As you review the catalogue of Grechukin’s work, it is impossible not to see this ‘constant growth’ that he speaks of. You can truly see the step by large step growth that his pipes are and have been taking. It is this distinct quality of Grechukin that allows him to look at something old and find an appropriate new way to approach and re-create it. Grechukin is definitely leading the way of defining the new classics of pipe shapes.
WORKING WITH OTHER PIPE-MAKERS
When he works with other world class pipe-makers, he tries to incorporate their perception within his. He tells me that this is the best way for two masters to work with each-other. He goes into detail telling me: “I try to merge our thoughts and understand them both. How they think and see is crucially important to me. And then, I do my best to interpret their understanding. When the audience looks at the joint work in the pipe, they should feel that two masters made this pipe. It should be a perfect overlap of two philosophies.”

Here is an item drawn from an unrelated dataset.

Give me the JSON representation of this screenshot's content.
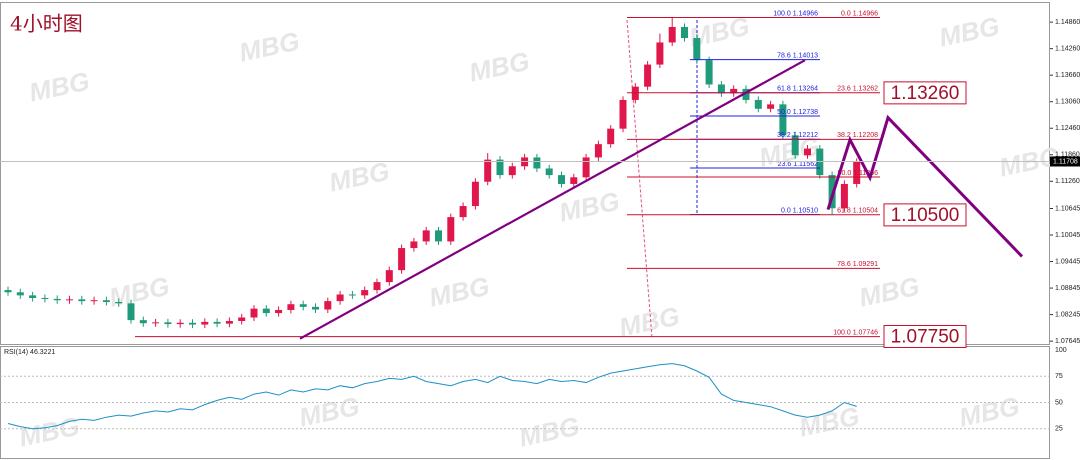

This is another example of what is important to Grechukin. He operates at a higher standard, far above the “me, I, myself” point of view. He is operating under the general design aesthetic principles and doing his best to have this be his only guide. No matter which other pipe-maker he works with, from Former, to Tokutomi, to J. Alan to Eltang, he forces his hand to be guided by this design philosophy, seeing it as his duty and his responsibility. As you look at the work he does with other pipe-makers, once again, it is clear to see this philosophy in action.
Pipe shapes are in a constant state of evolution. My personal view is closely aligned with Grechukin’s, in that it is the small nuances which should be leading the charge when exploring new ideas. This is mainly because the pipe smoking public has a certain degree of difficulty in accepting drastic and dramatic change & I am myself such a person. If we can look ahead, 10 or even 20 years down the road and if we try to imagine where pipes will be and what type of shapes we will define as ‘classic’ in the future, I imagine that much of what we see in Grechukin’s work today, will be sitting among those definitions. Bravo Grechukin, you truly are the Master of the ‘New Classics’.